El inicio de este caso (empezó a contar Holmes) fue tan poco espectacular que casi me resisto a narrárselo. Dos días después de su partida, Watson, la señora Hudson trajo un telegrama.
– El chico espera respuesta, señor Holmes -me dijo.
Ya sabe usted, Watson, que prefiero el telegrama a casi cualquier otra forma de comunicación; obliga a ser claro y directo sin perderse en divagaciones ni retórica inútil. Mi sorpresa fue ver que quien usaba este medio no era, como suele ser habitual, la policía, sino alguien que requería mis servicios. El telegrama decía así:
El texto me intrigó. Era obvio que el redactor no tenía mucha experiencia enviando telegramas y había compuesto un mensaje notablemente confuso.
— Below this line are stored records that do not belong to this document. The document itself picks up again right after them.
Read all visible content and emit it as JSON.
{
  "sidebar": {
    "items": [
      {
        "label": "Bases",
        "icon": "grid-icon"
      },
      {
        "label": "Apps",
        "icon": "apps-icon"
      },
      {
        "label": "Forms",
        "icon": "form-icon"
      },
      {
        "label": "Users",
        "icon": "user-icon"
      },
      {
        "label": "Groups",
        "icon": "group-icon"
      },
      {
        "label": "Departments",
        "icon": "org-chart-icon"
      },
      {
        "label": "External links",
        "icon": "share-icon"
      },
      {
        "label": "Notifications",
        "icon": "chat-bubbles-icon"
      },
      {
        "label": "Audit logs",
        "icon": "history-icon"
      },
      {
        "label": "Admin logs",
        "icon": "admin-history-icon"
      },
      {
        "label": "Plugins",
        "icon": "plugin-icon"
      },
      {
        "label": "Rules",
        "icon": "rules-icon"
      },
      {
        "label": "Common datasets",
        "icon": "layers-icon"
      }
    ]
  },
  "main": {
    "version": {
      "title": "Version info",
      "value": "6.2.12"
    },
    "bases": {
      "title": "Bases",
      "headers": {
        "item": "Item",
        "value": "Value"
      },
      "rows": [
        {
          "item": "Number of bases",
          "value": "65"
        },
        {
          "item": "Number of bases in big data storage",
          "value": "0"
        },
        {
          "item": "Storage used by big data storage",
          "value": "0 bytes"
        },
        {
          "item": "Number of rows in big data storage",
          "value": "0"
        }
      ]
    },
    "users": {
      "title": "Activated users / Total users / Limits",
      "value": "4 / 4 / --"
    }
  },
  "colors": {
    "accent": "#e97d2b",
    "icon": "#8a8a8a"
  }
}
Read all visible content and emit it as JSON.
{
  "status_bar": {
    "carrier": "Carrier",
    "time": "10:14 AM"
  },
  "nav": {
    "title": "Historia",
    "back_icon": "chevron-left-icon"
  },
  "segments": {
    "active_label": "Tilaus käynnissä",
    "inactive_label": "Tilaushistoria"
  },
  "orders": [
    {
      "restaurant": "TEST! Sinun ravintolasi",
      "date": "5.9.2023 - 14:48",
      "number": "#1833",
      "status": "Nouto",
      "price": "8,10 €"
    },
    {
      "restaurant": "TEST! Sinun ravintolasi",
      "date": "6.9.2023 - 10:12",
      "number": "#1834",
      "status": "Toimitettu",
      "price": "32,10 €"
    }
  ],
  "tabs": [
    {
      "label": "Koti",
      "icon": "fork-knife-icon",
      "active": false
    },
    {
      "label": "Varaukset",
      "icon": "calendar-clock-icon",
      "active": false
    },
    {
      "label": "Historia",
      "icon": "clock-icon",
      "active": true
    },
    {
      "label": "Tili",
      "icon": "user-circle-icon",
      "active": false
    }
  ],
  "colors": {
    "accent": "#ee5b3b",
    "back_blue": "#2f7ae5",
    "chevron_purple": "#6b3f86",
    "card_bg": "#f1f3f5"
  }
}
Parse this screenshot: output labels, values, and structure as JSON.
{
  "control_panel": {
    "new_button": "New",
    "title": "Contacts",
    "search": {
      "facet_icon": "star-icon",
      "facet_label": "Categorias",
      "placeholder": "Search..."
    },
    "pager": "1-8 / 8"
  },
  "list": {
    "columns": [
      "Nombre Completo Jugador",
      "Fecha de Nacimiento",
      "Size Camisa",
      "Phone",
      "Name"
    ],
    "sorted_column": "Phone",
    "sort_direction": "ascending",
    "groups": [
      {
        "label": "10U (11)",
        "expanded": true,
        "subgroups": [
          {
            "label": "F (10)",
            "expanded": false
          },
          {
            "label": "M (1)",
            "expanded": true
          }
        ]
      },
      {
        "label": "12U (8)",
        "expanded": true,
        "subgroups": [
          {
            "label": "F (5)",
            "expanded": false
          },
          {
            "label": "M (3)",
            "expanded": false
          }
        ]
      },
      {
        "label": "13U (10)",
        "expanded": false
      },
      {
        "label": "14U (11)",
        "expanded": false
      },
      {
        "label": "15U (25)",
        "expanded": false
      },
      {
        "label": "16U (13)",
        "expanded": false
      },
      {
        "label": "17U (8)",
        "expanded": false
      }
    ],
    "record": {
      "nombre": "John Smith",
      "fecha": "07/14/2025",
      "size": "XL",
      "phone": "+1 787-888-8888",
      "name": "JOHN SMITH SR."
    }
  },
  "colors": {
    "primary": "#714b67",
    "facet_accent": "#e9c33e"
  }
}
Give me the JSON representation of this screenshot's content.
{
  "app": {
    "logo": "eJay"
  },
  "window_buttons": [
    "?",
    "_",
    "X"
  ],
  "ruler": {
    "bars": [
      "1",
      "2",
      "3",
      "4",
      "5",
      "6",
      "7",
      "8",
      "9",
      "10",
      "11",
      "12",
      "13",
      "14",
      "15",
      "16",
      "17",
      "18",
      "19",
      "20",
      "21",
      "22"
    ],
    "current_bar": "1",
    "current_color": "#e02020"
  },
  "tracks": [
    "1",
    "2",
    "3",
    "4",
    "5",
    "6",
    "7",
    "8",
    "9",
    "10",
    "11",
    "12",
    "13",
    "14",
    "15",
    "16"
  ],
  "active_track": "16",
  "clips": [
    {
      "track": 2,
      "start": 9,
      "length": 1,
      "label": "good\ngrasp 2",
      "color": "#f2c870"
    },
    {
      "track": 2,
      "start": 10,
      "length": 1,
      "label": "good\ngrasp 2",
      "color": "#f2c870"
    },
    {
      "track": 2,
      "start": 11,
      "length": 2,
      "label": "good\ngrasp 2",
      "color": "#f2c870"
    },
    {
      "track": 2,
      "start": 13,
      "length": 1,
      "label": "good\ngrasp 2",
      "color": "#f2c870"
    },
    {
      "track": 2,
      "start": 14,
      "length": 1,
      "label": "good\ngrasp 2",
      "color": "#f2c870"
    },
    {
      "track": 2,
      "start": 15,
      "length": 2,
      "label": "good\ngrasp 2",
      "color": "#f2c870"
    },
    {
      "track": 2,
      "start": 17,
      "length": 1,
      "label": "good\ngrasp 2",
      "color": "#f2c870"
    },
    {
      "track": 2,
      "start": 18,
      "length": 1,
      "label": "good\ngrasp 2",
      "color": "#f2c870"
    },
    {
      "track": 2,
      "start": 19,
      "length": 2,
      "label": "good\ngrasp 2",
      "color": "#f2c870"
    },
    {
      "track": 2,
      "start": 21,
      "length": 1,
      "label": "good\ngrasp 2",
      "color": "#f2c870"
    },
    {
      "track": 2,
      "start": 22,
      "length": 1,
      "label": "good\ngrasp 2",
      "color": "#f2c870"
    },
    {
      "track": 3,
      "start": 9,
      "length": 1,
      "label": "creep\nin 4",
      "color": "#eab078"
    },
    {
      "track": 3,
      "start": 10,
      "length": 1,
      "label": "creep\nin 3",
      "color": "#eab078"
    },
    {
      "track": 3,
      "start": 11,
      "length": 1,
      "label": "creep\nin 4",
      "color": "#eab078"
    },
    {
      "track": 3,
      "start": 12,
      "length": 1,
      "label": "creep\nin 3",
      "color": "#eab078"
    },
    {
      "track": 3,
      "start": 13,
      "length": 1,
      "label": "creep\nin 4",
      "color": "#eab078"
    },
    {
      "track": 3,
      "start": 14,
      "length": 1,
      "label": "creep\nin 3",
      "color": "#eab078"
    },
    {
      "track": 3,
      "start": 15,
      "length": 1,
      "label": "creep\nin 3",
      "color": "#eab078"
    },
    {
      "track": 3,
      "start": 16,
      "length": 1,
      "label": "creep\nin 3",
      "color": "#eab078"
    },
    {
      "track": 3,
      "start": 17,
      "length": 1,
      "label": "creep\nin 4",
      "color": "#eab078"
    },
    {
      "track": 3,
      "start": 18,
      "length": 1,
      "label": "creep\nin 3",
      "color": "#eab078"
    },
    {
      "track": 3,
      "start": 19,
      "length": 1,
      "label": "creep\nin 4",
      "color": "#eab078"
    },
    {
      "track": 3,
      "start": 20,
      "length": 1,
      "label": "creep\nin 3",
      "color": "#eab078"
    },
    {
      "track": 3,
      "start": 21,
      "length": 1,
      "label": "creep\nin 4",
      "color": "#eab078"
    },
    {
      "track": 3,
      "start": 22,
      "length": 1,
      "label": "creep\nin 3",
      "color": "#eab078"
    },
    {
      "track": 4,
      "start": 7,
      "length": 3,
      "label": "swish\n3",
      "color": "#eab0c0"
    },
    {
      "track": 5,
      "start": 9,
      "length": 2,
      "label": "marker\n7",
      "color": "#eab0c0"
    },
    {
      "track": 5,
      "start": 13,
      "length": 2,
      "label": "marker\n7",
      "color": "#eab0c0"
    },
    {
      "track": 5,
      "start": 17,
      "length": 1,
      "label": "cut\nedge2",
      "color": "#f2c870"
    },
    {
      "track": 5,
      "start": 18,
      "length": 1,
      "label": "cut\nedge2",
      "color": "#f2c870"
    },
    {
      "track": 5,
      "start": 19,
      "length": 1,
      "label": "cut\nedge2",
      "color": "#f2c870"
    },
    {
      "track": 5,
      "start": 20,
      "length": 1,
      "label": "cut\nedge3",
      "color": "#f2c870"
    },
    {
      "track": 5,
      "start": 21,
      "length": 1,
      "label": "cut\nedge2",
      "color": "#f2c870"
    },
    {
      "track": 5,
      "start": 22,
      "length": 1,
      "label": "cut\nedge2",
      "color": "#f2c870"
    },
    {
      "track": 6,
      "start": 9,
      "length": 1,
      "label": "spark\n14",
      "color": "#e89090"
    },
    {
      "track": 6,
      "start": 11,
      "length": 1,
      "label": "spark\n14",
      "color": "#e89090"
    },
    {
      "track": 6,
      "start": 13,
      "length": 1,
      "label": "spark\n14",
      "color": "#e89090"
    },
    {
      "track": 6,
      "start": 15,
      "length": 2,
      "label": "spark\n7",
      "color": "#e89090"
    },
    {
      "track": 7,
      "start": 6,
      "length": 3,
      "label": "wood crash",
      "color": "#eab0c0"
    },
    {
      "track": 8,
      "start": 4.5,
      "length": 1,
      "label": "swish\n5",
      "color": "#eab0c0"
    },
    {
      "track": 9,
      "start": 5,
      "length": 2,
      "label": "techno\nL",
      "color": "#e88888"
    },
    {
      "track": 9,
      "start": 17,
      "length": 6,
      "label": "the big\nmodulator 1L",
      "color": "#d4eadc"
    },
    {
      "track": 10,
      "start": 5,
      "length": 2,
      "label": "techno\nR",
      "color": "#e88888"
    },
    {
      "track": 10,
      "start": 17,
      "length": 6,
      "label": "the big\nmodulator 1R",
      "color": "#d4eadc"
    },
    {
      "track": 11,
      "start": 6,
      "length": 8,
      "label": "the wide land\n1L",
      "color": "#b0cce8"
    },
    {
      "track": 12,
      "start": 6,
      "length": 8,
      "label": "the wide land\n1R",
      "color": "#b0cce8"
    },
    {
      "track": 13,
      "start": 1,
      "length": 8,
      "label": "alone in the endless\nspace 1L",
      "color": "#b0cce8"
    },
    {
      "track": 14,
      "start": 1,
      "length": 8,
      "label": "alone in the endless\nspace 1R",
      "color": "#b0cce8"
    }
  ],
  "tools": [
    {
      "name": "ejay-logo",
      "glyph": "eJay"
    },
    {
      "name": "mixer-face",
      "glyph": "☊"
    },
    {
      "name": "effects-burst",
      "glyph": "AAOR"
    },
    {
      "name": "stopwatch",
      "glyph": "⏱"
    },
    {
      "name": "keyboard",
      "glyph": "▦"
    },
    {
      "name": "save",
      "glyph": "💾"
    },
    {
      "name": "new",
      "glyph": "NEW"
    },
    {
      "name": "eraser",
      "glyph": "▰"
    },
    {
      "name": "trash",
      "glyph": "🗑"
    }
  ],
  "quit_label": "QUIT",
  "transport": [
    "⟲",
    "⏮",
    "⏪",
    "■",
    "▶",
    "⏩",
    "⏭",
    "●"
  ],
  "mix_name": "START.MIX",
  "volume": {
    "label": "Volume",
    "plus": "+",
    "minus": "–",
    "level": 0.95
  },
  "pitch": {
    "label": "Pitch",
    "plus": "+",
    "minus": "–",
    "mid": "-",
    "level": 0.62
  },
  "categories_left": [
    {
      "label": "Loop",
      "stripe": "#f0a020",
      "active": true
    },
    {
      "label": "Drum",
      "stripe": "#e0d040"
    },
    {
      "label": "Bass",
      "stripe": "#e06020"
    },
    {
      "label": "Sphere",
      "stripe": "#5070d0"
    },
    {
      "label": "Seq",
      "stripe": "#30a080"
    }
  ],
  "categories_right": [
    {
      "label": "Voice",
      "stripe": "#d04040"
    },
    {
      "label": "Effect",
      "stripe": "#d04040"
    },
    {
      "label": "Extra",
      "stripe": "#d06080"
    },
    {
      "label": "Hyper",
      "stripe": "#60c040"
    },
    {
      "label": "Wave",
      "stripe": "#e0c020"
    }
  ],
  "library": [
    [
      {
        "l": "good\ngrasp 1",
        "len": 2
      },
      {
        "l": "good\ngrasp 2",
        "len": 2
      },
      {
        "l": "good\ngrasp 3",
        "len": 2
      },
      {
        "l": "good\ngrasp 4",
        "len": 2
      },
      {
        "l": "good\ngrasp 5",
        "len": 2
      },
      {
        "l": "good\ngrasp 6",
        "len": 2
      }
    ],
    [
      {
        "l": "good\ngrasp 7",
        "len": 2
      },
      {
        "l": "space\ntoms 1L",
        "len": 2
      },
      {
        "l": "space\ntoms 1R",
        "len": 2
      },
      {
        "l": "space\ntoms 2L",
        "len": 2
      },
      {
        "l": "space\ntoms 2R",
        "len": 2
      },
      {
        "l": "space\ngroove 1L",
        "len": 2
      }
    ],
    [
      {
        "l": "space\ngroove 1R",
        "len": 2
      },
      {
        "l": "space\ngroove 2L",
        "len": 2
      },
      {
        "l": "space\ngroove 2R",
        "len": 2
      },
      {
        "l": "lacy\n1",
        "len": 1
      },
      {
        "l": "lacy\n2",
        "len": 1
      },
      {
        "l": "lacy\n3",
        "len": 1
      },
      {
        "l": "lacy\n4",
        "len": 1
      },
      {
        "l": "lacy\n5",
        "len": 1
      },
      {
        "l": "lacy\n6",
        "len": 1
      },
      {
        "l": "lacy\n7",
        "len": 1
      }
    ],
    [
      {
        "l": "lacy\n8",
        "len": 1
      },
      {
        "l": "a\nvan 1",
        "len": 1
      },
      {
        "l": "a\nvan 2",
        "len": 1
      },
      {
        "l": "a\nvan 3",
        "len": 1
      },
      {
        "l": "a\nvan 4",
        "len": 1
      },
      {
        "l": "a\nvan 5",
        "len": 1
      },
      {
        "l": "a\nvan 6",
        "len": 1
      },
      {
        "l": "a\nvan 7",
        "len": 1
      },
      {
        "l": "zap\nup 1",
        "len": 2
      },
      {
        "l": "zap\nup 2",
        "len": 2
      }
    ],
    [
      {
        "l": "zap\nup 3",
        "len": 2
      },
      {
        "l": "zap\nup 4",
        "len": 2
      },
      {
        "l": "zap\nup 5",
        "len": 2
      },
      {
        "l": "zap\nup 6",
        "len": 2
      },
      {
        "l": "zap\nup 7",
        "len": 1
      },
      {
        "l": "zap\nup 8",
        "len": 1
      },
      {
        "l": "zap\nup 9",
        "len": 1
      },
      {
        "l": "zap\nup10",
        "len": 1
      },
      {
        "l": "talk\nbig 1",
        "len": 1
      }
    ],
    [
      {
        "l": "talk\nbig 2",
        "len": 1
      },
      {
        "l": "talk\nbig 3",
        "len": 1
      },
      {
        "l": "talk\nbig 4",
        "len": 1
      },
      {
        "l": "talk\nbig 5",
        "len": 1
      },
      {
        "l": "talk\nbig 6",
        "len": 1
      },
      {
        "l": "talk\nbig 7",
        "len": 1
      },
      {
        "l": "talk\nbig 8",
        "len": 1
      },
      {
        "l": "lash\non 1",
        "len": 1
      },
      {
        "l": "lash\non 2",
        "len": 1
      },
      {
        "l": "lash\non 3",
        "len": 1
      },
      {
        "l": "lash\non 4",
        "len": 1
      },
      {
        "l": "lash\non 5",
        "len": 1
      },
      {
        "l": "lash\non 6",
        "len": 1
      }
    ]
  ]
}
A la vez, si alguien que no tiene costumbre de enviar telegramas me envía uno, es lógico suponer que el problema era serio, al menos para el señor Smythe. No teniendo casos especialmente urgentes que requirieran mi atención, envié una respuesta afirmativa y al día siguiente me dispuse a esperar al remitente.
Harold Smythe resultó ser un hombre joven y bien vestido, de treinta y cinco a cuarenta años, con el pelo color pajizo y ojos de un azul desvaído en una cara de tez sana y rubicunda. Tenía una expresión agradable y se comportaba con cierta timidez. Tras presentarse, se sentó en el borde de la silla que le ofrecí y me miró un largo instante tragando saliva, como si no encontrara las palabras adecuadas.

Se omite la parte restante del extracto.